My career in journalism started way back in 1993 and all of it was mostly in sports. I have seen players rise from scratch to play for the national team and even be spotted by foreign clubs. I was proud to rub shoulders with the Flames’ heroes as well as visiting stars. I never took it for granted. I considered the status quo as my reward and not for a moment did I imagine that one day I shall be honoured with an award.
It happened in 2003 when, just out of the blues, I was called by an accountant the oil service company BP (now called PUMA) to say that there was a cheque for me which was a reward for what I had written in the paper two weeks before. I was dumbfounded to learn that what I had written in that article was considered worthy to be rewarded.
I had written after the re-launch of the BP Top 8 sponsorship, which pitted the top eight teams at the end of the Super League, that fans should heed the call of the sponsors to observe some of the sponsors’ principles — Health, Safety, Security and Environment (HSSE) and to desist from violence during matches.
I said: “this is what we should be doing in our beautiful game to maintain or even enhance its beauty. BP Top 8 should be the test for all of us. Who would love to see BP pull out because the HSSE was not followed?”
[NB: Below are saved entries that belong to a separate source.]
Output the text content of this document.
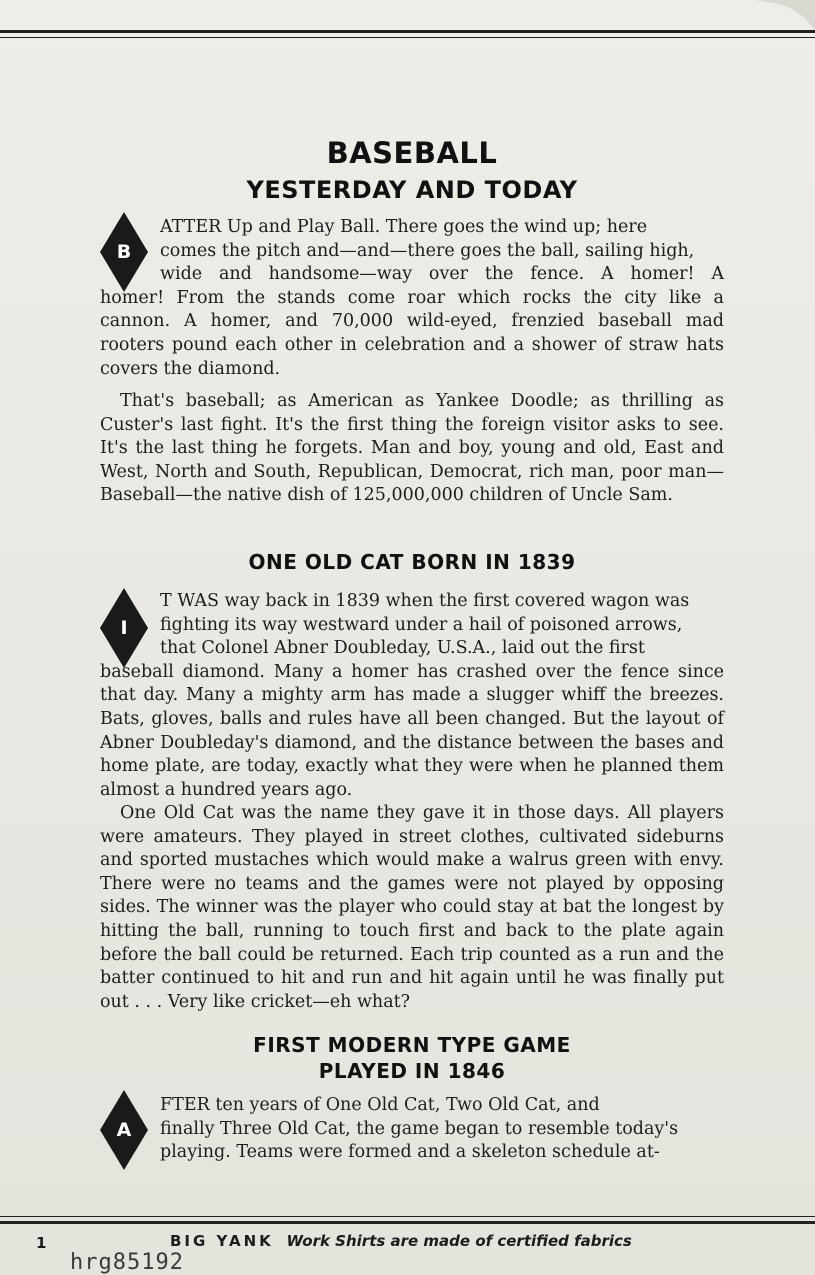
BASEBALL
YESTERDAY AND TODAY
B
ATTER Up and Play Ball. There goes the wind up; here
comes the pitch and—and—there goes the ball, sailing high,
wide and handsome—way over the fence. A homer! A
homer! From the stands come roar which rocks the city like a cannon. A homer, and 70,000 wild-eyed, frenzied baseball mad rooters pound each other in celebration and a shower of straw hats covers the diamond.

That's baseball; as American as Yankee Doodle; as thrilling as Custer's last fight. It's the first thing the foreign visitor asks to see. It's the last thing he forgets. Man and boy, young and old, East and West, North and South, Republican, Democrat, rich man, poor man—Baseball—the native dish of 125,000,000 children of Uncle Sam.

ONE OLD CAT BORN IN 1839
I
T WAS way back in 1839 when the first covered wagon was
fighting its way westward under a hail of poisoned arrows,
that Colonel Abner Doubleday, U.S.A., laid out the first
baseball diamond. Many a homer has crashed over the fence since that day. Many a mighty arm has made a slugger whiff the breezes. Bats, gloves, balls and rules have all been changed. But the layout of Abner Doubleday's diamond, and the distance between the bases and home plate, are today, exactly what they were when he planned them almost a hundred years ago.

One Old Cat was the name they gave it in those days. All players were amateurs. They played in street clothes, cultivated sideburns and sported mustaches which would make a walrus green with envy. There were no teams and the games were not played by opposing sides. The winner was the player who could stay at bat the longest by hitting the ball, running to touch first and back to the plate again before the ball could be returned. Each trip counted as a run and the batter continued to hit and run and hit again until he was finally put out . . . Very like cricket—eh what?

FIRST MODERN TYPE GAME
PLAYED IN 1846
A
FTER ten years of One Old Cat, Two Old Cat, and
finally Three Old Cat, the game began to resemble today's
playing. Teams were formed and a skeleton schedule at-
1	BIG YANK Work Shirts are made of certified fabrics
hrg85192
That heralded my work being recognised because ever since media awards were introduced in football, I was then the Sports Editor and was not doing most of the reporting on the ground for that was mostly the reporters’ responsibility. I only went to the games to gather materials for my comments for Sports Trends that was being published in The Daily Times.
My first award was the Super League Best Columnist in 2005 before TNM became the sponsors and when it did I followed through in the following season up to last 2014. Over the years I shared it with several other columnists. This award made us report the best of the TNM Super League and in the same vein we strove to provide the best coverage for every sponsor that came in football’s way.
TNM strove to offer awards to every outstanding player of the Super League. We all cherished all the good things that the sponsors initiated to bring some glamour to our football but somehow we did not know that there were some strings attached to the TNM sponsorship, which unfortunately the powers-that-be knew — that no other mobile phone competitor such as Airtel should participate in football.
The football governing body, Fam, knew about it all these years and at the outset — 10 years ago — patted TNM on the back for a job well done. But today, Airtel wants to come into football through the Top 8 and that Top 8 is from the TNM Super League. This is a direct conflict to the clause in the contract with the Super League which Fam well knows.
The Airtel Top 8 is Fam’s baby and since the local football governing body knew of the small print clause attached with the TNM Super League, it decided to involve the Fair Trade and Competitions Commission, which decided to revoke that clause. That must have incensed TNM to prompt it to pull out having seen that its efforts of 10 years have not been appreciated.
I say that TNM should not feel that way. It has done its part and honourably so. But the sad part of it is that everything was not done in a professional and amicably way. TNM has acted so emotionally in the whole matter.
We have been caught up in a corporate war and where there should have been proper channels for negotiations for the good of the common man out there has become a conflict that many fans out there cannot fathom.
The powers-that-be in football, including Fair Trade and Competitions Commission, should go back to its drawing board to make sure such kind of contracts never surface where small prints — in the guise of terms and conditions apply — should never be there. Everything should be black and white.
Unless the powers-that-be should explain that TNM was too adamant not to soften up or scrap that clause, I still feel we are a nation that is goes under the saying ‘beggars are not choosers’.
Otherwise, I doff my hat to TNM for the wonderful and glamorous 10 years of our beautiful game. Please, don’t be too remorseful — you are a Malawian company that did the best for our football.